Saturday, June 25, 2022

The Table Manners

The other day I was watching the movie `The Great Indian Kitchen` in Malayalam on OTT. The movie beautifully captures the travails of a typical Indian Housewife in a  joint family totally deprived of her independence and treated like a slave. This article is not a review of the movie but to share with you my experiences with Table manners ( at the dining table) that the movie deals with. The heroine is seen annoyed with the mess that her husband and father in law make around  their dinner plates while eating their meals every day.

I am also known for the mess I make around my plate when eating my meals at home. I also break  other table manners expected of an educated person. Like the habit of lifting the entire stainless steel plate with rims, filled with some rice and  rasam and consuming the same with relish. Always  accompanied by the sipping sound while I consume the  liquid in instalments. My son who sometimes accompanies me during lunch time looks at me with disdain when I indulge in this despicable to him but pleasurable  activity for me.  I think I picked up this habit from my father. He used to perform the act not only while consuming rasam rice but also while having the buttermilk rice ( More sadam)

Because of this habit I indulge in at home I prefer  to eat my meals alone, like my father used to. Like my father I also believe in having my meals at the appointed time and not wait for others to join. I also like to have my meals seated at the table and helping myself with dishes kept on the table. Unlike what many youngsters do these days. They help themselves with the items required on a   plate and eat their meals while watching their favourite TV programmes or reading a book.

My mother always used to stress the importance of respecting the `Dhanya Laxmi` also known as `Anna laxmi`,  the goddess who gives us our food - while eating our meals. She would insist that the children concentrate on the food they eat and respect the Anna Laxmi.  Otherwise, according to her, they might invite the wrath of the goddess. Modern day kids exposed to the world of internet with information on their finger tips are bound to reject such superstitions.

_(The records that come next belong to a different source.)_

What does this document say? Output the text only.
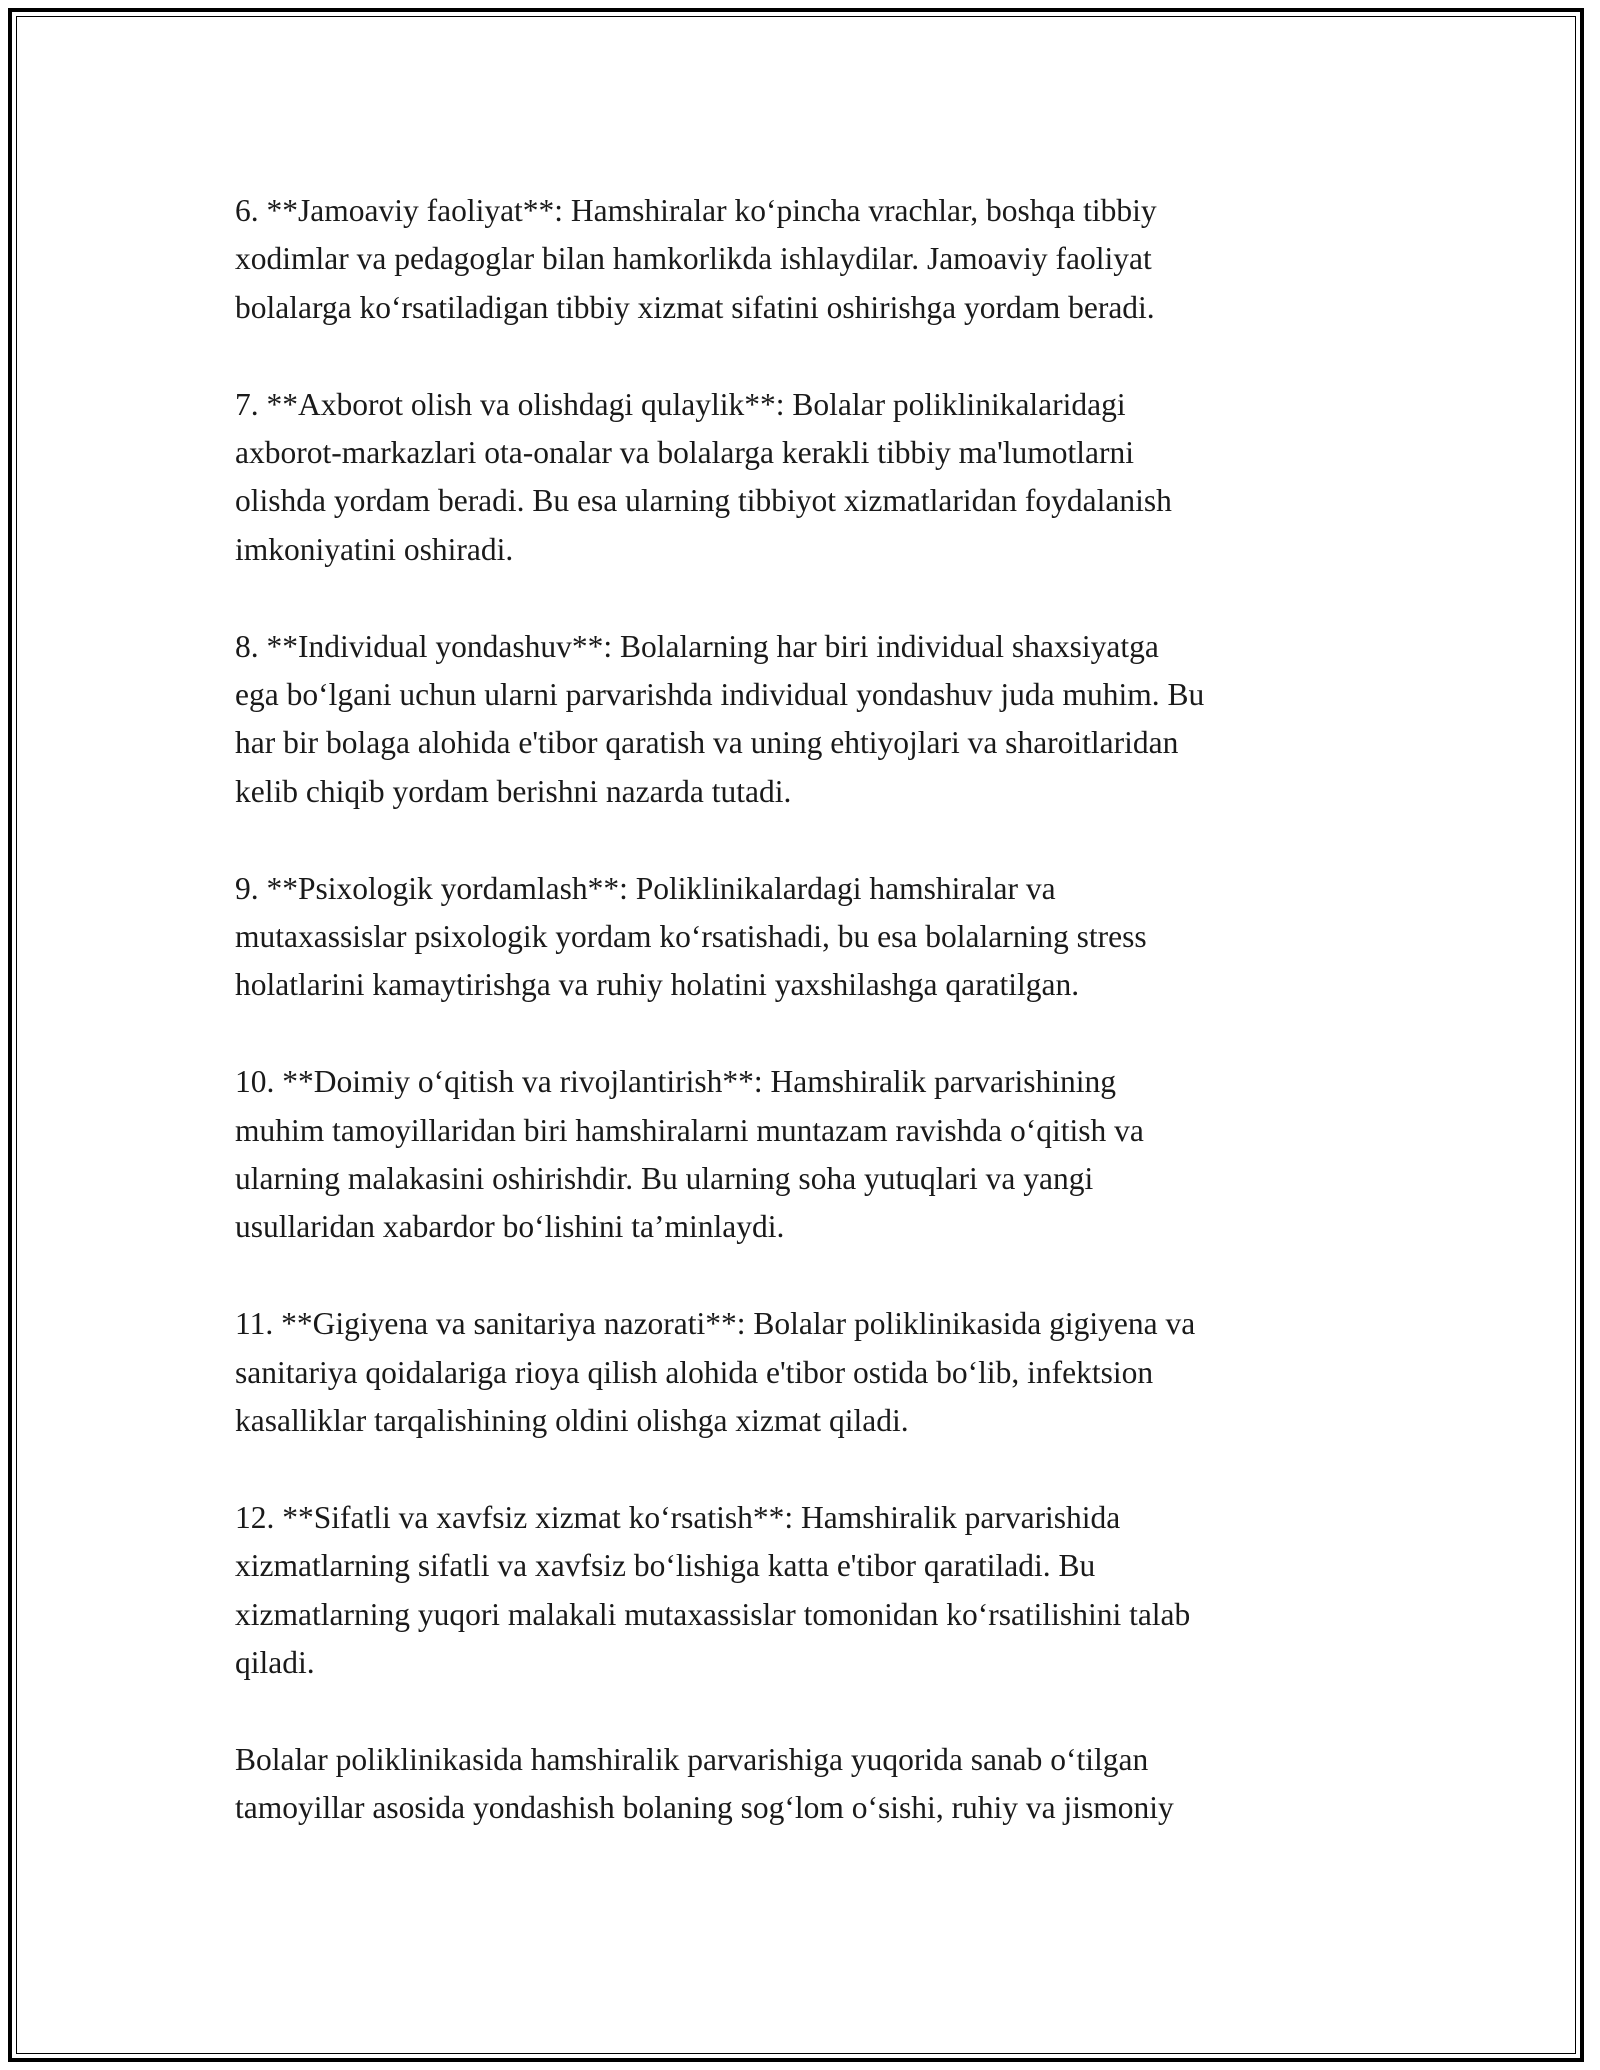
6. **Jamoaviy faoliyat**: Hamshiralar ko‘pincha vrachlar, boshqa tibbiy
xodimlar va pedagoglar bilan hamkorlikda ishlaydilar. Jamoaviy faoliyat
bolalarga ko‘rsatiladigan tibbiy xizmat sifatini oshirishga yordam beradi.

7. **Axborot olish va olishdagi qulaylik**: Bolalar poliklinikalaridagi
axborot-markazlari ota-onalar va bolalarga kerakli tibbiy ma'lumotlarni
olishda yordam beradi. Bu esa ularning tibbiyot xizmatlaridan foydalanish
imkoniyatini oshiradi.

8. **Individual yondashuv**: Bolalarning har biri individual shaxsiyatga
ega bo‘lgani uchun ularni parvarishda individual yondashuv juda muhim. Bu
har bir bolaga alohida e'tibor qaratish va uning ehtiyojlari va sharoitlaridan
kelib chiqib yordam berishni nazarda tutadi.

9. **Psixologik yordamlash**: Poliklinikalardagi hamshiralar va
mutaxassislar psixologik yordam ko‘rsatishadi, bu esa bolalarning stress
holatlarini kamaytirishga va ruhiy holatini yaxshilashga qaratilgan.

10. **Doimiy o‘qitish va rivojlantirish**: Hamshiralik parvarishining
muhim tamoyillaridan biri hamshiralarni muntazam ravishda o‘qitish va
ularning malakasini oshirishdir. Bu ularning soha yutuqlari va yangi
usullaridan xabardor bo‘lishini ta’minlaydi.

11. **Gigiyena va sanitariya nazorati**: Bolalar poliklinikasida gigiyena va
sanitariya qoidalariga rioya qilish alohida e'tibor ostida bo‘lib, infektsion
kasalliklar tarqalishining oldini olishga xizmat qiladi.

12. **Sifatli va xavfsiz xizmat ko‘rsatish**: Hamshiralik parvarishida
xizmatlarning sifatli va xavfsiz bo‘lishiga katta e'tibor qaratiladi. Bu
xizmatlarning yuqori malakali mutaxassislar tomonidan ko‘rsatilishini talab
qiladi.

Bolalar poliklinikasida hamshiralik parvarishiga yuqorida sanab o‘tilgan
tamoyillar asosida yondashish bolaning sog‘lom o‘sishi, ruhiy va jismoniy
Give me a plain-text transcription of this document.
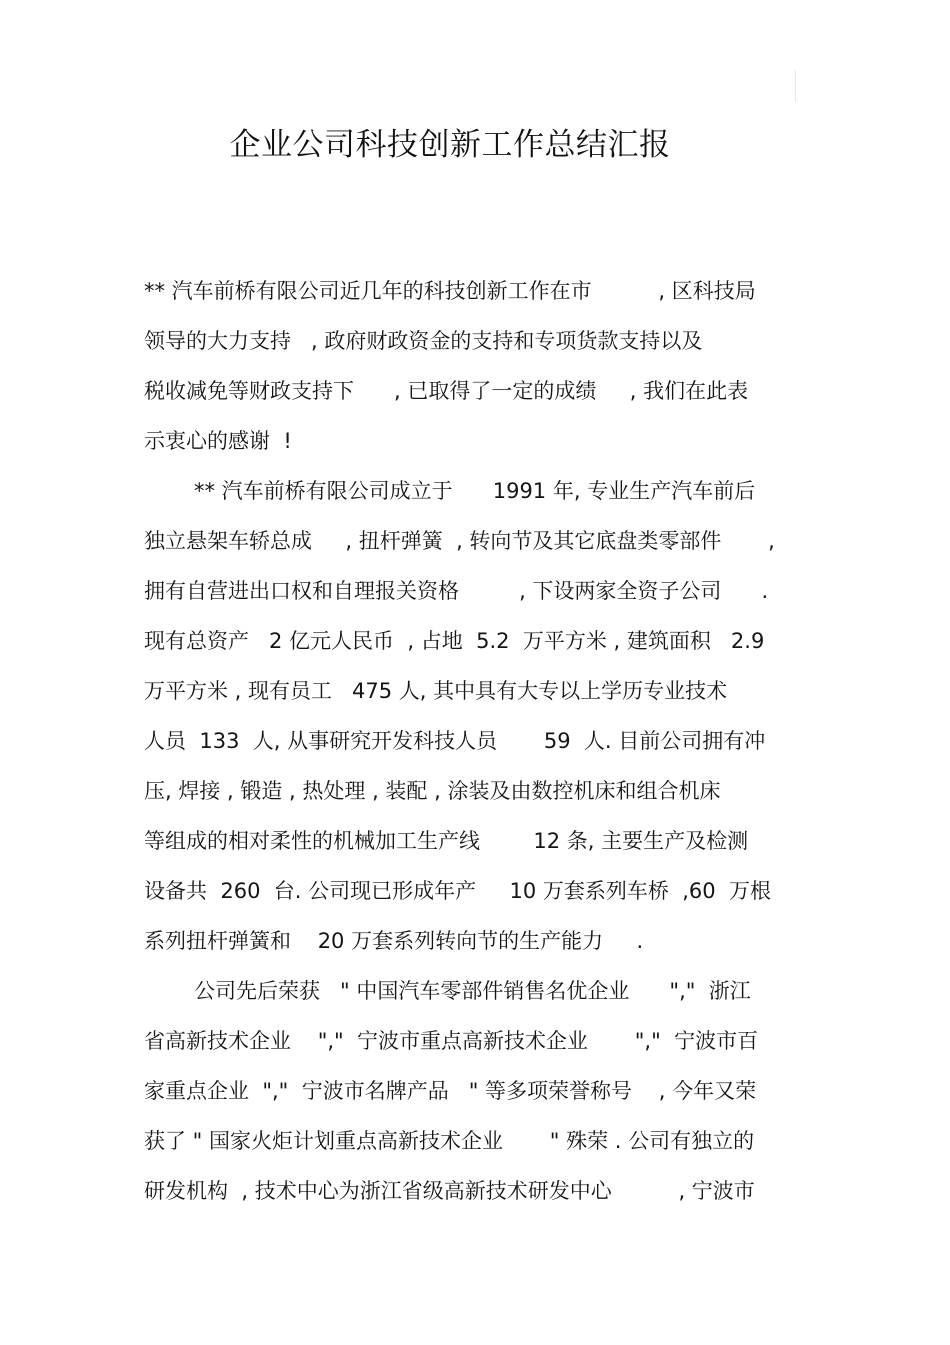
企业公司科技创新工作总结汇报
** 汽车前桥有限公司近几年的科技创新工作在市          , 区科技局
领导的大力支持   , 政府财政资金的支持和专项货款支持以及
税收减免等财政支持下      , 已取得了一定的成绩     , 我们在此表
示衷心的感谢  !
** 汽车前桥有限公司成立于      1991 年, 专业生产汽车前后
独立悬架车轿总成     , 扭杆弹簧  , 转向节及其它底盘类零部件       ,
拥有自营进出口权和自理报关资格         , 下设两家全资子公司      .
现有总资产   2 亿元人民币  , 占地  5.2  万平方米 , 建筑面积   2.9
万平方米 , 现有员工   475 人, 其中具有大专以上学历专业技术
人员  133  人, 从事研究开发科技人员       59  人. 目前公司拥有冲
压, 焊接 , 锻造 , 热处理 , 装配 , 涂装及由数控机床和组合机床
等组成的相对柔性的机械加工生产线        12 条, 主要生产及检测
设备共  260  台. 公司现已形成年产     10 万套系列车桥  ,60  万根
系列扭杆弹簧和    20 万套系列转向节的生产能力     .
公司先后荣获   " 中国汽车零部件销售名优企业      ","  浙江
省高新技术企业    ","  宁波市重点高新技术企业       ","  宁波市百
家重点企业  ","  宁波市名牌产品   " 等多项荣誉称号    , 今年又荣
获了 " 国家火炬计划重点高新技术企业       " 殊荣 . 公司有独立的
研发机构  , 技术中心为浙江省级高新技术研发中心          , 宁波市
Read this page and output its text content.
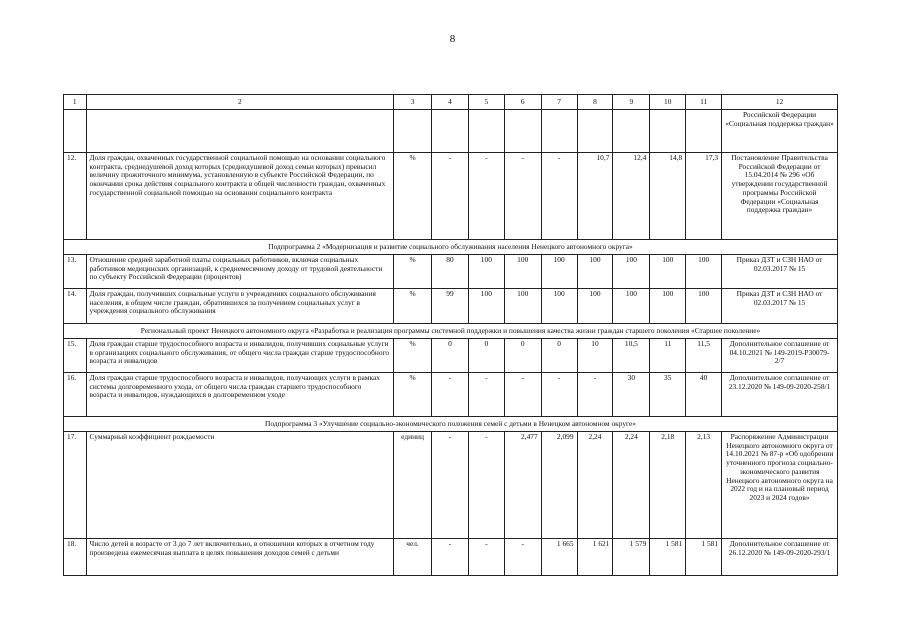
8
1	2	3	4	5	6	7	8	9	10	11	12
											Российской Федерации «Социальная поддержка граждан»
12.	Доля граждан, охваченных государственной социальной помощью на основании социального контракта, среднедушевой доход которых (среднедушевой доход семьи которых) превысил величину прожиточного минимума, установленную в субъекте Российской Федерации, по окончании срока действия социального контракта в общей численности граждан, охваченных государственной социальной помощью на основании социального контракта	%	-	-	-	-	10,7	12,4	14,8	17,3	Постановление Правительства Российской Федерации от 15.04.2014 № 296 «Об утверждении государственной программы Российской Федерации «Социальная поддержка граждан»
Подпрограмма 2 «Модернизация и развитие социального обслуживания населения Ненецкого автономного округа»											
13.	Отношение средней заработной платы социальных работников, включая социальных работников медицинских организаций, к среднемесячному доходу от трудовой деятельности по субъекту Российской Федерации (процентов)	%	80	100	100	100	100	100	100	100	Приказ ДЗТ и СЗН НАО от 02.03.2017 № 15
14.	Доля граждан, получивших социальные услуги в учреждениях социального обслуживания населения, в общем числе граждан, обратившихся за получением социальных услуг в учреждения социального обслуживания	%	99	100	100	100	100	100	100	100	Приказ ДЗТ и СЗН НАО от 02.03.2017 № 15
Региональный проект Ненецкого автономного округа «Разработка и реализация программы системной поддержки и повышения качества жизни граждан старшего поколения «Старшее поколение»											
15.	Доля граждан старше трудоспособного возраста и инвалидов, получивших социальные услуги в организациях социального обслуживания, от общего числа граждан старше трудоспособного возраста и инвалидов	%	0	0	0	0	10	10,5	11	11,5	Дополнительное соглашение от 04.10.2021 № 149-2019-Р30079-2/7
16.	Доля граждан старше трудоспособного возраста и инвалидов, получающих услуги в рамках системы долговременного ухода, от общего числа граждан старшего трудоспособного возраста и инвалидов, нуждающихся в долговременном уходе	%	-	-	-	-	-	30	35	40	Дополнительное соглашение от 23.12.2020 № 149-09-2020-258/1
Подпрограмма 3 «Улучшение социально-экономического положения семей с детьми в Ненецком автономном округе»											
17.	Суммарный коэффициент рождаемости	единиц	-	-	2,477	2,099	2,24	2,24	2,18	2,13	Распоряжение Администрации Ненецкого автономного округа от 14.10.2021 № 87-р «Об одобрении уточненного прогноза социально-экономического развития Ненецкого автономного округа на 2022 год и на плановый период 2023 и 2024 годов»
18.	Число детей в возрасте от 3 до 7 лет включительно, в отношении которых в отчетном году произведена ежемесячная выплата в целях повышения доходов семей с детьми	чел.	-	-	-	1 665	1 621	1 579	1 581	1 581	Дополнительное соглашение от 26.12.2020 № 149-09-2020-293/1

Like the husband in the movie I also follow table manners when I am eating in restaurants or at public functions. I learnt about  table manners the hard way.  It happened in the first  year of my job at Clarion McCann in 1966.  At an office dinner hosted by my boss lady for the staff at her luxurious flat in the upscale Malabar Hills in Bombay.

Though I was careful with my drink, when the dinner was announced I could not resist the spread of food on the dining table. While I was busy tucking away the food on my plate, enjoying every morsel, I found somebody pushing me to a corner. It was my boss lady  who quietly admonished me  for embarrassing her in front of her guests. I did not know what wrong I had done.  Later, I learnt that my fault was that I ate with my hands and was busy licking the food sticking out of  my fingers as I would do at home. I had not used the forks or spoons available on the table.  I felt humiliated. I quickly sneaked out of the house and all the way to my home in Matunga I was sure that I would be sacked the next morning and my dream career in advertising would come to an abrupt end. Fortunately nothing of the sort happened except that I was never invited to any official dinner for the next one year! By which time thanks to a  very close friend  in the office  I had  not only learnt table manners but also other basic etiquettes of life.

 

I have come a long way since that unforgettable incident,  attending hundreds of formal and informal dinners not only in India but also abroad participating in  seminars and conferences over the years. But even today I am not comfortable attending the  three  or four course formal dinners in five star facilities where the liveried bearers change the plates every time you finish one course.

 

I realize that I have never been able to totally get rid of the mindset of a boy from a  middle class family from the chawls of Bombay.